Sherwood Roland, not being a frequent face on People or US magazines,  has not got hundreds of weeping fans dropping flowers and teddy bears on the sidewalk outside his home.  In a better world, his name would be on every tongue; he would be given a state funeral attended by tens of thousands who knew what they owed him.

F. Sherwood Rowland, whose discovery in 1974 of the danger that aerosols posed to the ozone layer was initially met with disdain but who was ultimately vindicated with the 1995 Nobel Prize in Chemistry, died on Saturday at his home in Corona del Mar, Calif. He was 84.

… Industry representatives at first disputed Dr. Rowland’s findings, and many skeptical colleagues in the field avoided him. But his findings, achieved in laboratory experiments, were supported 11 years later when British scientists discovered that the stratospheric ozone layer, which blocks harmful ultraviolet rays, had developed a hole over Antarctica.

The discovery led to the 1987 Montreal Protocol, a landmark international environmental treaty to stop the production of the aerosol compounds known as chlorofluorocarbons, or CFC’s, and other ozone-depleting chemicals and to eliminate inventories of them.  NY Times

Joe Romm, at Climate Progress calls Rowland

… one of the true scientific heroes of our time — both for his research and for what he did with it:

He wasn’t content to publish his findings and move on to more experiments.  He took what he knew public, and insisted that people pay attention.

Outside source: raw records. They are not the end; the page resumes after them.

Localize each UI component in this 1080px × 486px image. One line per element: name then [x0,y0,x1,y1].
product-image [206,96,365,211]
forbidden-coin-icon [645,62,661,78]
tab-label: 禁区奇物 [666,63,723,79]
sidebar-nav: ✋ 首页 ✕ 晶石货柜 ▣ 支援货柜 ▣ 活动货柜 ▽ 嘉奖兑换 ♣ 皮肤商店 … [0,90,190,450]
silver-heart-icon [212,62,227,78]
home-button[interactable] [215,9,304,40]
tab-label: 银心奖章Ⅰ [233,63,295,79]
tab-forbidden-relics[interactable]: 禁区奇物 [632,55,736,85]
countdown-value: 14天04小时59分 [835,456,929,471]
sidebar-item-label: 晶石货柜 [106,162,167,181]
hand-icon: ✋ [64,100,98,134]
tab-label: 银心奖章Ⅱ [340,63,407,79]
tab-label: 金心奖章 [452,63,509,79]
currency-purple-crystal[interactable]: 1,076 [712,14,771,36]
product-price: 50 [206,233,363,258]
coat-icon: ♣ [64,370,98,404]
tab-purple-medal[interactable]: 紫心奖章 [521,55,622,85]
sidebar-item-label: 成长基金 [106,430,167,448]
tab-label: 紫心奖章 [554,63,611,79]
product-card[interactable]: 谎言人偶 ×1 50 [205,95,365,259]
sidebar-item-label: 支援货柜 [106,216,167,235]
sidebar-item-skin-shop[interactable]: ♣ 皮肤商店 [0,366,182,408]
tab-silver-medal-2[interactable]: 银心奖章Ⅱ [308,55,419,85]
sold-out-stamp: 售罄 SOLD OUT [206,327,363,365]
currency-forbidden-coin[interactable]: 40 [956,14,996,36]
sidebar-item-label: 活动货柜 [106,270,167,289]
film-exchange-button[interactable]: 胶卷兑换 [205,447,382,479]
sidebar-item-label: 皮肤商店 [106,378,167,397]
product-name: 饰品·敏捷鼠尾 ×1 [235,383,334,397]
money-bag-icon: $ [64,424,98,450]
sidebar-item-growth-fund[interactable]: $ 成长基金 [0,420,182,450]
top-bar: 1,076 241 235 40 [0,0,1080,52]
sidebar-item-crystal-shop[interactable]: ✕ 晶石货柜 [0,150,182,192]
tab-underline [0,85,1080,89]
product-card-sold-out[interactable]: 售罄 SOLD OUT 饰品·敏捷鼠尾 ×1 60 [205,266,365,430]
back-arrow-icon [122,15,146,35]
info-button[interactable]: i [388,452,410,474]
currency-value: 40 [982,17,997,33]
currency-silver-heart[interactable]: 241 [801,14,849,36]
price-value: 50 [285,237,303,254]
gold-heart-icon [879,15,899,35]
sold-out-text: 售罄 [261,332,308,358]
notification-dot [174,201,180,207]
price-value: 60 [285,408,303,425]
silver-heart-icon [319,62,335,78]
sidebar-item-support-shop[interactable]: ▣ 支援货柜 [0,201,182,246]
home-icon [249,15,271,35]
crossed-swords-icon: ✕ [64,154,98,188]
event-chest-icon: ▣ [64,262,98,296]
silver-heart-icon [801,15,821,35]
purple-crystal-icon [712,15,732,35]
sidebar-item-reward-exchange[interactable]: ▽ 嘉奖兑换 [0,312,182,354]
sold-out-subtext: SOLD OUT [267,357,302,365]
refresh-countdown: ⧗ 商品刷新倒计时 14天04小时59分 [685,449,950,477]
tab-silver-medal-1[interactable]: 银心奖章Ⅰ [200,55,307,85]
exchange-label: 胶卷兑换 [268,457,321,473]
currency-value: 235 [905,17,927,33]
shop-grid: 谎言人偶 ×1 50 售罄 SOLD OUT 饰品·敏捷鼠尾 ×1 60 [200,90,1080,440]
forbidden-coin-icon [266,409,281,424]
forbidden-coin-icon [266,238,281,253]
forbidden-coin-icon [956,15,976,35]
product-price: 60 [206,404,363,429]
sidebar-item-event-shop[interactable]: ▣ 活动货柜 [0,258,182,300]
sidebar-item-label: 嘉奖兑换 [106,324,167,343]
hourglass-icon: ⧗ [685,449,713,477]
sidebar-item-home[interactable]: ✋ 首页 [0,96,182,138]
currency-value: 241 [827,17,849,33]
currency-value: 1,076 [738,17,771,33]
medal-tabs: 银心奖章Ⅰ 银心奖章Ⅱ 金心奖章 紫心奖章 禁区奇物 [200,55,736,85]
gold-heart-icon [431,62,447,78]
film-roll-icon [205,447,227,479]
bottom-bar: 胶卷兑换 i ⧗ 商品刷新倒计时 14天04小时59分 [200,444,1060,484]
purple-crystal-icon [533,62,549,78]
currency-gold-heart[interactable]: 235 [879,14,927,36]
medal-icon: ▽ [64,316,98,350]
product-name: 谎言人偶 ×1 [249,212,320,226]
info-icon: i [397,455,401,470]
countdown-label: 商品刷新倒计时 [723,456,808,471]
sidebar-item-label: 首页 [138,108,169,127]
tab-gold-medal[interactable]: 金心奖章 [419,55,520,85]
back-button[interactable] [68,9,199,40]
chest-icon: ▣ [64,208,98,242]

“Mario and I realized this was not just a scientific question, but a potentially grave environmental problem involving substantial depletion of the stratospheric ozone layer,” Rowland said later. “Entire biological systems, including humans, would be at danger from ultra-violet rays.”

They decided they had to advocate for a ban on consumer products that were earning billions annually. Industry representatives fought back: At one point Aerosol Age, a trade journal, speculated that Rowland was a member of the Soviet Union’s KGB, out to destroy capitalism. Even some fellow scientists grumbled that he was going overboard with a hypothesis.